If you haven't been filing and you don't have a US social security number, you may want to take things a step at a time. You might find a bit more help if you file for a social security number and file your back taxes (usually 3 to 4 years in arrears) from the UK. The Consulate sees more of this than they do back in the US, and the IRS people based overseas are considerably more sympathetic than those back in the US. 
Cheers,
Bev


----------



## JohnSoCal (Sep 2, 2007)

One of my sons was in a similar situation. He is a dual US/Canadian citizen born in the US. However he lived in Canada for many years and relocated to the US 5 years ago. He had never filed a US tax return while in Canada and did not have a SS card. He acquired a SS card before moving to the US. He had to show some records to prove he was in Canada in order to get his SS card.
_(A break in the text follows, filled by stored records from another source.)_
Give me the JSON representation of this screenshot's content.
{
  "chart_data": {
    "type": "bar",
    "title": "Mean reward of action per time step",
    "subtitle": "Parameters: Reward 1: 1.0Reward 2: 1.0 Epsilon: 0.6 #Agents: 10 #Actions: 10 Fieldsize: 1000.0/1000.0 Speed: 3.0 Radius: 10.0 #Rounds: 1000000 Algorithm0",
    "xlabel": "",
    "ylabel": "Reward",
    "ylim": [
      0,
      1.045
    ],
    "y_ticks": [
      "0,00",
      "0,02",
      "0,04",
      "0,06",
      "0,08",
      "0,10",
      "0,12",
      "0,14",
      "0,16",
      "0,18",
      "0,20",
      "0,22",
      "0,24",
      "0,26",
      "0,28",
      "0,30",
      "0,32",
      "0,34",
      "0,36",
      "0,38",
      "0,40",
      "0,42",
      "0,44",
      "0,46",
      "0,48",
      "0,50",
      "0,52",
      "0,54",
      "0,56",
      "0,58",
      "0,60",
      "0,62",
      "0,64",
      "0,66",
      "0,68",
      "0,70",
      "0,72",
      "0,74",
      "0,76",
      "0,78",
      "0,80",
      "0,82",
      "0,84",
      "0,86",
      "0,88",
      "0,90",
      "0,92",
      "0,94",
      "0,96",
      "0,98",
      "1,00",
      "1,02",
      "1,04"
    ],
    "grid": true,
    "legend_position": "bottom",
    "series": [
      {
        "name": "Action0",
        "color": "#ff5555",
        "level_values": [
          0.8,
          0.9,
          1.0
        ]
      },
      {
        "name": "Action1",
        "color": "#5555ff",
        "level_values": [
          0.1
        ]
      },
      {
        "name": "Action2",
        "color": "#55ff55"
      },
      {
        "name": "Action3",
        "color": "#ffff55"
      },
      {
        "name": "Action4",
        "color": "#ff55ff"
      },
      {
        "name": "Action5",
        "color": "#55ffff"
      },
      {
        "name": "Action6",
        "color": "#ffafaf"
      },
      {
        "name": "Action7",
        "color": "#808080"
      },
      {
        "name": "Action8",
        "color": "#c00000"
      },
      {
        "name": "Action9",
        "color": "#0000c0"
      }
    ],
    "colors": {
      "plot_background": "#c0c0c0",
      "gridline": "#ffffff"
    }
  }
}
He never had any problems with the IRS. He was born before it was a requirement to get a SS card for your children.


----------



## gworrall (Jun 4, 2011)

Thanks everyone for the quick responses - will sit down and have a close look at the SS situation asap, although I have a feeling I will be in the same boat as JohnSoCal's son (born before the requirement came in). How did your son get his SS card, out of interest?
By the way - incase there is crossed wires here, I was born in the UK. Does this affect anything?


----------



## JohnSoCal (Sep 2, 2007)

gworrall said:


> Thanks everyone for the quick responses - will sit down and have a close look at the SS situation asap, although I have a feeling I will be in the same boat as JohnSoCal's son (born before the requirement came in). How did your son get his SS card, out of interest?
> By the way - incase there is crossed wires here, I was born in the UK. Does this affect anything?
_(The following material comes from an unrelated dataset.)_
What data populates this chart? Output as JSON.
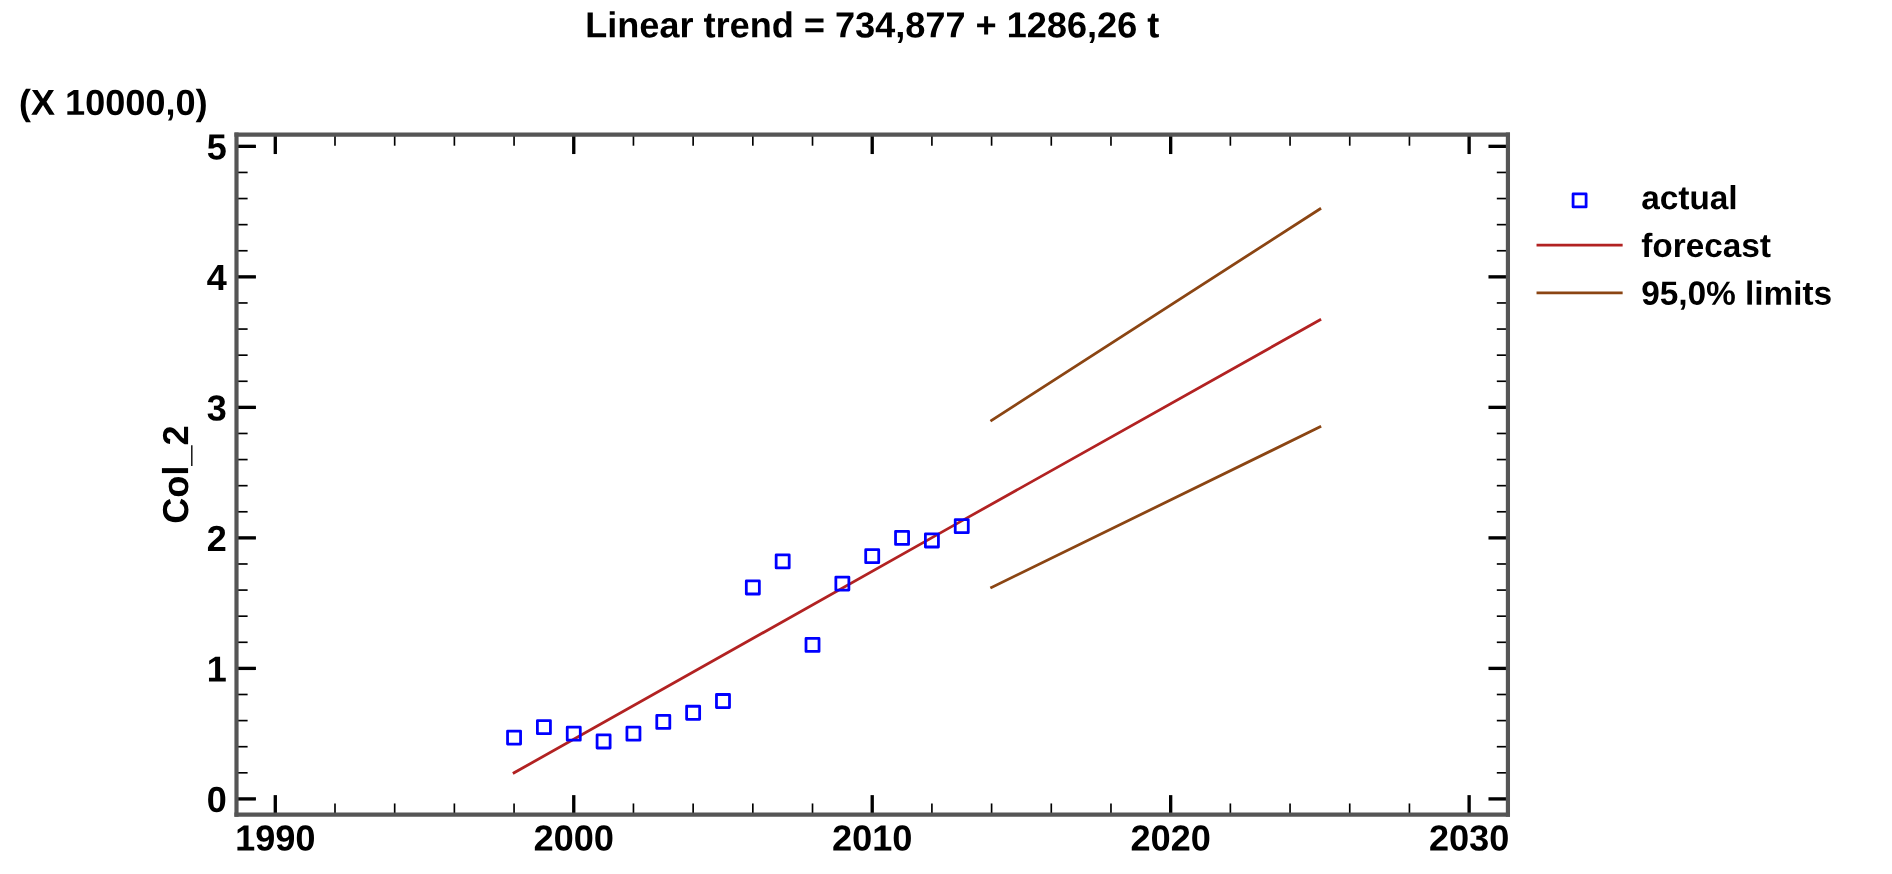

My son applied for his SS Card at our local Social Security office here in Southern California. He was visiting us at the time. I went with him to the SS office. He had to show some documentation proving that he had been living in Canada. They just want to see why as a US citizen, you don't have a SS card. After he gave them the documentation, they issued the SS card a couple weeks later. I don't think being born in the UK makes much difference as long as you are a US citizen which you appear to be. They just want to know why you haven't got a card.


----------



## gworrall (Jun 4, 2011)

JohnSoCal said:


> My son applied for his SS Card at our local Social Security office here in Southern California. He was visiting us at the time. I went with him to the SS office. He had to show some documentation proving that he had been living in Canada. They just want to see why as a US citizen, you don't have a SS card. After he gave them the documentation, they issued the SS card a couple weeks later. I don't think being born in the UK makes much difference as long as you are a US citizen which you appear to be. They just want to know why you haven't got a card.
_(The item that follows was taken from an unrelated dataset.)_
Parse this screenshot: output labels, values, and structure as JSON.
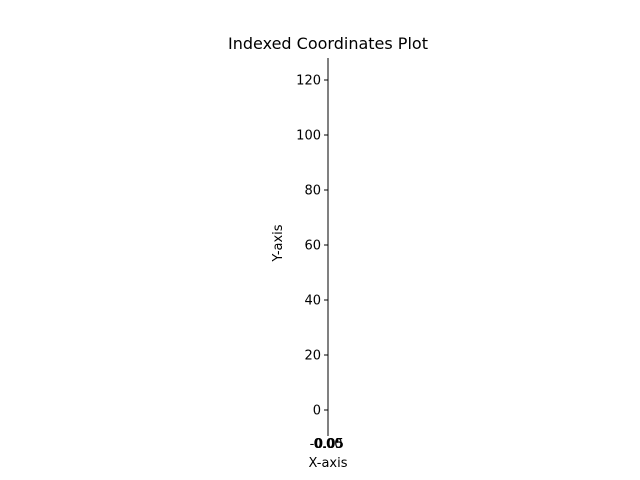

Ok cool. Thanks John, and everyone else. This is good to know. Now just got a million and one other things to organise before I can make the move!


----------



## gworrall (Jun 4, 2011)

I have another question - they seem to be answered on here so much more clearly and concisely then anywhere else. 
When the time comes for me to make the move, how do I start in terms of paperwork? Although I hold a US passport, surely I can't just turn up at the airport and fly out to America without stating my intention to remain there permanently. Or can I? (legally of course)
I'm really glad to have found this site, thanks for all the help!


----------



## twostep (Apr 3, 2008)

gworrall said:


> I have another question - they seem to be answered on here so much more clearly and concisely then anywhere else.
> When the time comes for me to make the move, how do I start in terms of paperwork? Although I hold a US passport, surely I can't just turn up at the airport and fly out to America without stating my intention to remain there permanently. Or can I? (legally of course)
> I'm really glad to have found this site, thanks for all the help!


As citizen you have to enter/leave the US with your US passport. That is it. As mentioned before - make sure your tax returns are up to date, if you are male you have to register with Selective Service.


----------



## JohnSoCal (Sep 2, 2007)

gworrall said:


> Although I hold a US passport, surely I can't just turn up at the airport and fly out to America without stating my intention to remain there permanently. Or can I? (legally of course)
> I'm really glad to have found this site, thanks for all the help!


Yes, you can.


----------



## gworrall (Jun 4, 2011)

OK - thanks John. Just thought there would be more to it than that, and didn't want to leave anything to chance. It's good to know.


----------



## JohnSoCal (Sep 2, 2007)

gworrall said:


> OK - thanks John. Just thought there would be more to it than that, and didn't want to leave anything to chance. It's good to know.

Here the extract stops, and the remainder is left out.